Tool versions and tasks managed by mise (mise.toml). Python environment uses uv.

mise run test             # Run all tests
mise run lint             # Format checks + clippy + ruff
mise run format           # Apply formatting
mise run check            # Run all pre-commit hooks
cargo test -p iscc-lib    # Rust tests only
pytest                    # Python tests only
mise run version:sync     # Sync all manifest versions with Cargo.toml
mise run version:check    # Validate version consistency (CI uses this)
mise run cid:run          # Run autonomous CID loop (up to 20 iterations)
mise run cid:step         # Run one CID iteration
mise run cid:status       # Show current project state

Pre-commit Hooks

Git hooks are managed by prek (Rust-based drop-in replacement for pre-commit), configured in .pre-commit-config.yaml. prek is a Python dev dependency — all hook tools run via uv run (Python) or cargo (Rust), both provided by mise.

uv run prek install --hook-type pre-commit --hook-type pre-push  # Install git hooks
uv run prek run --all-files                                      # Run all hooks manually

Pre-commit stage (fast, auto-fix on every commit): file hygiene (line endings, trailing whitespace, YAML/JSON/TOML validation), cargo fmt, ruff check --fix, ruff format, taplo fmt, yamlfix, mdformat.

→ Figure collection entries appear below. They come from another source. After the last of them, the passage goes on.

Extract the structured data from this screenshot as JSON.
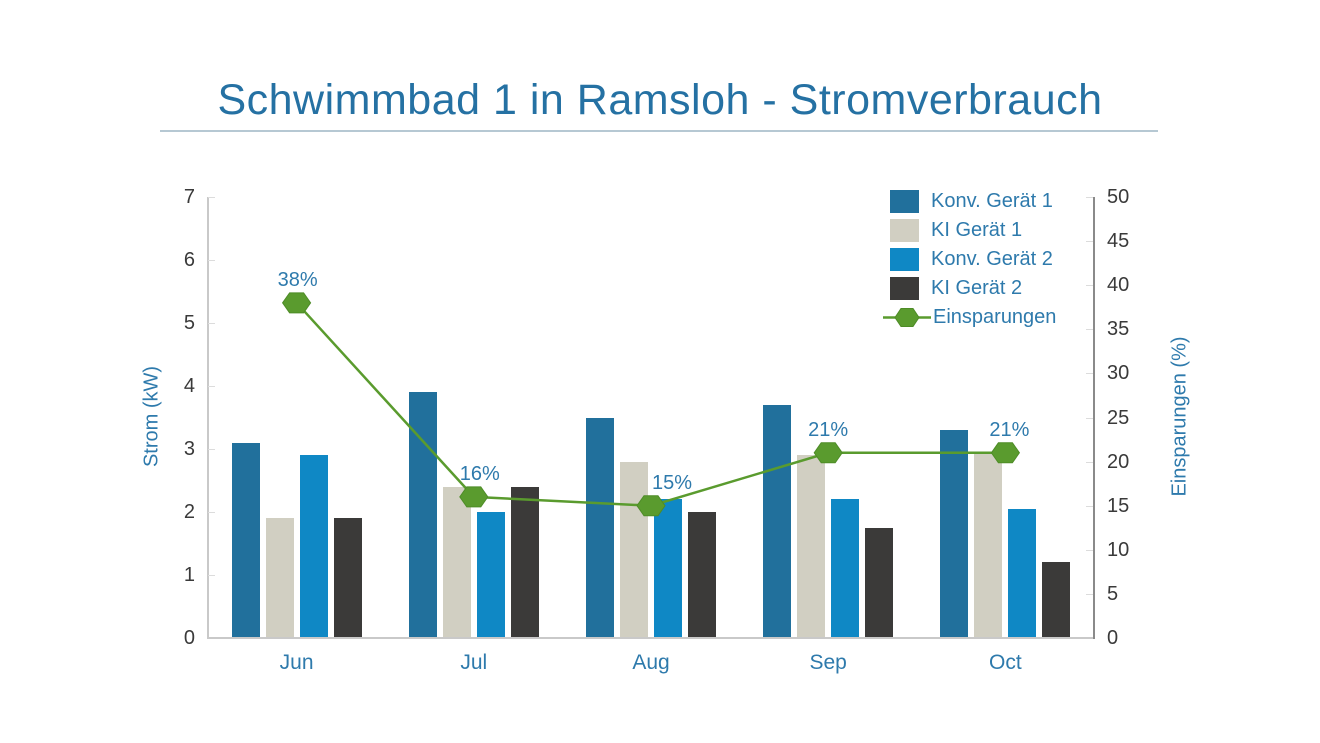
{
  "title": "Schwimmbad 1 in Ramsloh - Stromverbrauch",
  "chart_data": {
    "type": "combo-bar-line",
    "categories": [
      "Jun",
      "Jul",
      "Aug",
      "Sep",
      "Oct"
    ],
    "bar_series": [
      {
        "name": "Konv. Gerät 1",
        "color": "#21709c",
        "values": [
          3.1,
          3.9,
          3.5,
          3.7,
          3.3
        ]
      },
      {
        "name": "KI Gerät 1",
        "color": "#d1cfc2",
        "values": [
          1.9,
          2.4,
          2.8,
          2.9,
          2.95
        ]
      },
      {
        "name": "Konv. Gerät 2",
        "color": "#0f88c5",
        "values": [
          2.9,
          2.0,
          2.2,
          2.2,
          2.05
        ]
      },
      {
        "name": "KI Gerät 2",
        "color": "#3b3a39",
        "values": [
          1.9,
          2.4,
          2.0,
          1.75,
          1.2
        ]
      }
    ],
    "line_series": {
      "name": "Einsparungen",
      "color": "#5a9b2e",
      "marker_stroke": "#4e8c27",
      "values": [
        38,
        16,
        15,
        21,
        21
      ],
      "labels": [
        "38%",
        "16%",
        "15%",
        "21%",
        "21%"
      ]
    },
    "left_axis": {
      "title": "Strom (kW)",
      "min": 0,
      "max": 7,
      "ticks": [
        0,
        1,
        2,
        3,
        4,
        5,
        6,
        7
      ]
    },
    "right_axis": {
      "title": "Einsparungen (%)",
      "min": 0,
      "max": 50,
      "ticks": [
        0,
        5,
        10,
        15,
        20,
        25,
        30,
        35,
        40,
        45,
        50
      ]
    },
    "legend_position": "top-right",
    "grid": false
  },
  "colors": {
    "title_text": "#2571a3",
    "label_text": "#2e7aac",
    "tick_text": "#3a3a3a",
    "axis_light": "#c9c9c9",
    "axis_right": "#8a8a8a",
    "underline": "#b6c8d3",
    "background": "#ffffff"
  }
}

Pre-push stage (thorough quality gates): cargo clippy, cargo test, ty check, Ruff security scan (S rules), Ruff complexity check (C901), pytest with coverage enforcement.

Pre-format before committing: Run mise run format before git add and git commit. This runs the same pre-commit auto-fix hooks (formatting, whitespace, line endings) that would fire during commit. Applying fixes beforehand prevents the commit from failing due to hook modifications, which would require re-staging.

Conformance

Official test vectors from iscc-core/data.json are the correctness baseline. All 10 gen_*_v0 functions must produce output matching iscc-core for every vector.

Command Execution

  • Never prefix commands with cd <project-dir> &&. The working directory is already the project root.
  • Run commands directly (e.g., gh issue list ..., uv run pytest, not cd /path && gh issue list ...).
  • Use absolute paths for files outside the project if needed.